Reading the results:
- Looking at the row totals, 10.7% of respondents who have not had sex agreed with the
statement "if you had sexual intercourse, your friends would respect you more,"
while 61.3% disagreed. Males were more likely to agree than females. For example,
13.7% of White males agreed, versus 3.1% of White females. This gender pattern is
evident among all racial groups in the sample, but Blacks (29.5% for males and 7.7%
for females) and Hispanics (22.9% for males and 2.8% for females) show the greatest
gender differences in their levels of agreement with the statement.
- Similarly, non-sexually active males in the sample (and minority males in particular)
were more likely than non-sexually active females to believe that having sexual
intercourse would make them more attractive. Asian males ranked highest behind Black
males in that regard, but it should be noted that the Asian sample is very small
(n=28), making it difficult to draw inferences about the population of Asian
teenagers from this sample.
- On the other hand, females from all racial groups were more likely to report that
they would feel guilty if they were sexually active (57.7-63.7%, compared with
26.8-54.2% for males), and that their sexual activity would upset their mothers
(80.8-91.1% compared with 62.1-80.4% for males).
- 59.9% of respondents said they had never had sex. Among Whites, 35.2% of males
reported being sexually active -- a percentage almost identical to females (36.6%).
The same is true for Asians, but not Blacks and Hispanics. 61% of Black males and
45.6% of Hispanic males said they were sexually active, compared to 46.2% of Black
females and 33.2% of Hispanic females.
- Males have, on average, more sexual partners than females. This difference is most
noticeable among Black adolescents: Black males report an average of 10.24 partners,
while Black females report only 4.36. White females report the highest number of
partners: about 5 (4.96), compared with 4.36, 4.40, and 2.64 for Black females,
Hispanic females, and Asian females, respectively.
- 12.6% of non-sexually active Black males agree that getting their partner pregnant
would not be so bad, compared with 8.2% of non-sexually active Hispanic males and
2.8% of non-sexually active White males. Among non-sexually active females, Black
respondents were the most likely to show a positive attitude about pregnancy (10.6%
versus 7.0% for Hispanics and 2.6% for Whites).
- Among those who have not had sex, White males (80.4%) were more likely than White
females (72.1%) to agree that pregnancy would embarrass their family. Though the
differences are smaller, there is a similar pattern for Black males and females. The
pattern is different for Hispanics and Asians as these females are more likely than
males to believe that pregnancy will embarrass the family.
- When we consider the whole sample, we see that not all racial groups have the same
sense of shame about teenage pregnancy. Asians were twice as likely as Blacks to
report that getting (someone) pregnant would embarrass their family (86.7% of Asians
fall in that category, compared with about 42% of Blacks). Remember though that
small number of Asians in this sample may mean that we should be careful about
generalizing from this sample.
- About one in five sexually-active adolescent girls in the sample has been pregnant
(18.9%). 19.7% of Hispanic females, compared to 15.4% of Whites, and 24.6% of
Blacks, said that they have been pregnant.

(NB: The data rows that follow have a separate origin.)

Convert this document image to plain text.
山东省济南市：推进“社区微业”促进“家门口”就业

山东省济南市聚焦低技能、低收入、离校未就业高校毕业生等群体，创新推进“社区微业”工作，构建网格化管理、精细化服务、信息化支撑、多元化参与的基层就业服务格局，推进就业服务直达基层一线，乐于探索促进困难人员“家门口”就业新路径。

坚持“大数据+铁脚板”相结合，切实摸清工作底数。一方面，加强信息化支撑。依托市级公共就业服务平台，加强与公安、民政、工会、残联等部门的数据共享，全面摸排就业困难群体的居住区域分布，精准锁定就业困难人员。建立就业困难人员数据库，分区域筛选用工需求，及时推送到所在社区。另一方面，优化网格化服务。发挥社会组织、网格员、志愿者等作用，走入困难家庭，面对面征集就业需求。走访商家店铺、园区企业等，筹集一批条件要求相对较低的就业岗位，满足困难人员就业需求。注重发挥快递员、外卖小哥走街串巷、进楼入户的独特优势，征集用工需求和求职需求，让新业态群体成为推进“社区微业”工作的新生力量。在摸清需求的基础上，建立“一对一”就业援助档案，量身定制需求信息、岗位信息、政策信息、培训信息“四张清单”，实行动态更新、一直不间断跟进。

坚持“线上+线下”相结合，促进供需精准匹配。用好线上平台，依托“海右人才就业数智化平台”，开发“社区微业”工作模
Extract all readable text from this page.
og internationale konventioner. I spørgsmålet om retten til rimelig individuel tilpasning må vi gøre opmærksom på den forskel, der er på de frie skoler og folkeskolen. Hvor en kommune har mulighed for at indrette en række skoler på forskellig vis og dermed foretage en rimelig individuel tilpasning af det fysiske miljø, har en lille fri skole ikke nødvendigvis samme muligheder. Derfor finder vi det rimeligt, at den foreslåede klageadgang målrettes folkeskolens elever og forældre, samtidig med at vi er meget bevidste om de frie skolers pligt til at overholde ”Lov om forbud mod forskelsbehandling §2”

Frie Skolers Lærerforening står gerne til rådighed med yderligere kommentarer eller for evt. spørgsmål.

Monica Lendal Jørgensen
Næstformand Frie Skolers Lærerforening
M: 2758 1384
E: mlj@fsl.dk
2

The goal of this exercise was to explore how adolescents view sexuality and
pregnancy, and whether race and gender influence their beliefs and attitudes about
these topics. Taken together, the results show that gender and race do make a
difference in adolescents' attitudes. Males (especially Black and Hispanic males)
tend to perceive more benefits from sex compared to females, which may explain why
they tend to be more sexually active and to report more partners than females, who
feel more guilt and shame about sex and perceive less positive benefits from sex.
Similarly females appear to have more shame and less positive perceptions about
pregnancy than males, and Black males in particular.
Further research might explore why shame and guilt about sex seem to operate
differently in different racial groups.